Europe and the Management of Globalization

Princeton University
February 23, 2007

A workshop organized by Sophie Meunier and Wade Jacoby

Sponsored by the Brigham Young Center for the Study of Europe, the Council for European Studies,
the Princeton Center for Globalization and Governance, and the EU Program at Princeton

Conference Administrator: Nancy Barthelemy

Globalization – loosely defined as the increased flows of goods, services, capital, people, and information across borders – has been the source of many worries in Europe. In several countries, especially those in “old Europe,” globalization is more often perceived as a threat than as an opportunity. Some see a threat to their jobs, others to their social welfare, and yet others to their way of life. The European Union (EU) often has been vilified as a Trojan Horse that helps bring globalization into the heart of Europe. However, others have heralded the EU as Europe’s best defense against the negative effects of globalization. Over the past decade, European voters and politicians have increasingly demanded that the EU “manage” globalization instead of just passively receiving it.

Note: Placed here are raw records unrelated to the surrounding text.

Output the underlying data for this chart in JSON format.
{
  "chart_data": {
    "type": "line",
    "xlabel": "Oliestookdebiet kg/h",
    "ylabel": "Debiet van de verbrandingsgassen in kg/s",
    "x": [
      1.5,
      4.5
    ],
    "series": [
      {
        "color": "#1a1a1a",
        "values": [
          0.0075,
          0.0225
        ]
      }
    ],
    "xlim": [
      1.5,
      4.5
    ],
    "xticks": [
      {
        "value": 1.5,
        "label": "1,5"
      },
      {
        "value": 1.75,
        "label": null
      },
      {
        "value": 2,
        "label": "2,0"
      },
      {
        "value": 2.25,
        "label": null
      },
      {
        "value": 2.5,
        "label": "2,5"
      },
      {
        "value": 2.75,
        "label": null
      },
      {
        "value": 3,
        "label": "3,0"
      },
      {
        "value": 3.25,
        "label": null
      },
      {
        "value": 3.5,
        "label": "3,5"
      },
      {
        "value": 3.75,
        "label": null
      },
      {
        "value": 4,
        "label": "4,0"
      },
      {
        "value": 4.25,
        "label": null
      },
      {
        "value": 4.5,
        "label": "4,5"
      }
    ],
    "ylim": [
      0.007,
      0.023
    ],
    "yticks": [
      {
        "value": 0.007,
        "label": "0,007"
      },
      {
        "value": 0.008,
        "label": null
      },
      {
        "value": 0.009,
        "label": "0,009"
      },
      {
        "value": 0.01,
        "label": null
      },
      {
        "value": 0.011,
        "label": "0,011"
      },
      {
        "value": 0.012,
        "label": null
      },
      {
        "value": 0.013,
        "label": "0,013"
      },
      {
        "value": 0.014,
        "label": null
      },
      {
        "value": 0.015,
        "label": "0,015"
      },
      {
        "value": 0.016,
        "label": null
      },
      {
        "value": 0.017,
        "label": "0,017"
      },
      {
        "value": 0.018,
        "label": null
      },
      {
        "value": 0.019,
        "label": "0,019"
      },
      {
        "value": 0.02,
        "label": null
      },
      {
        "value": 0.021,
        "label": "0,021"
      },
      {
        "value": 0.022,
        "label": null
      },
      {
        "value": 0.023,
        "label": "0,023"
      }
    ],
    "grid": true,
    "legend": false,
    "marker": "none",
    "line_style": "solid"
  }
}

Characterizing the EU as a system of management is nothing new. Original practical aspirations for European integration have often emphasized the management of intra-European foreign policy tensions. Conceptually, European integration has been seen as an effort to manage the eroding powers of national states, to manage the creation of an integrated market, and to manage the “pooling” of national sovereignty. But what all of these different “management” approaches have in common is a focus on tensions and challenges with an intra-European origin. More recently, the concept of “managed globalization,” articulated explicitly as the central doctrine of EU trade policy since 1999, suggests that order and control should be restored to the process of globalization by framing it with rules, obeying these rules, and empowering international organizations to make and implement these rules. The EU is particularly well placed to provide the institutional foundations for this management of globalization, since economic liberalization has been such a fundamental part of the experience of European integration.

This workshop will explore how over the past fifteen years European policy-makers have tried to manage globalization, both inside and outside Europe, in a variety of policy areas. We argue that this concept of managed globalization, originally and explicitly developed with respect to trade and finance, has become the underlying driver of almost all the major policy initiatives undertaken by the EU in the past decade. Whether the euro, immigration, or the constitutional treaty, all these policies have been designed, at least in part, to restore order and control in the face of challenges posed by globalization. While most of these policies operate inside EU borders, some go well beyond them or indeed have expanded those borders. In this sense, enlargement has been the management tool par excellence, a mechanism both for socializing Central Europe, the Baltics, and the part of the Balkans into the EU sphere but also for stabilizing a zone of lower wages, lower tax rates, and lower levels of market regulation. Moreover, the enlargement mechanisms have had a powerfully path-dependent effect on the EU’s Neighborhood Policy towards states that, while not candidates for membership, are certainly candidates for EU efforts at socialization and institutional reform.

Through analytical memos written in advance of the meeting and the discussion during the day, the workshop participants will analyze how “managed globalization” has become a central component – sometimes explicitly and other times implicitly – of the EU’s major policy initiatives in recent years.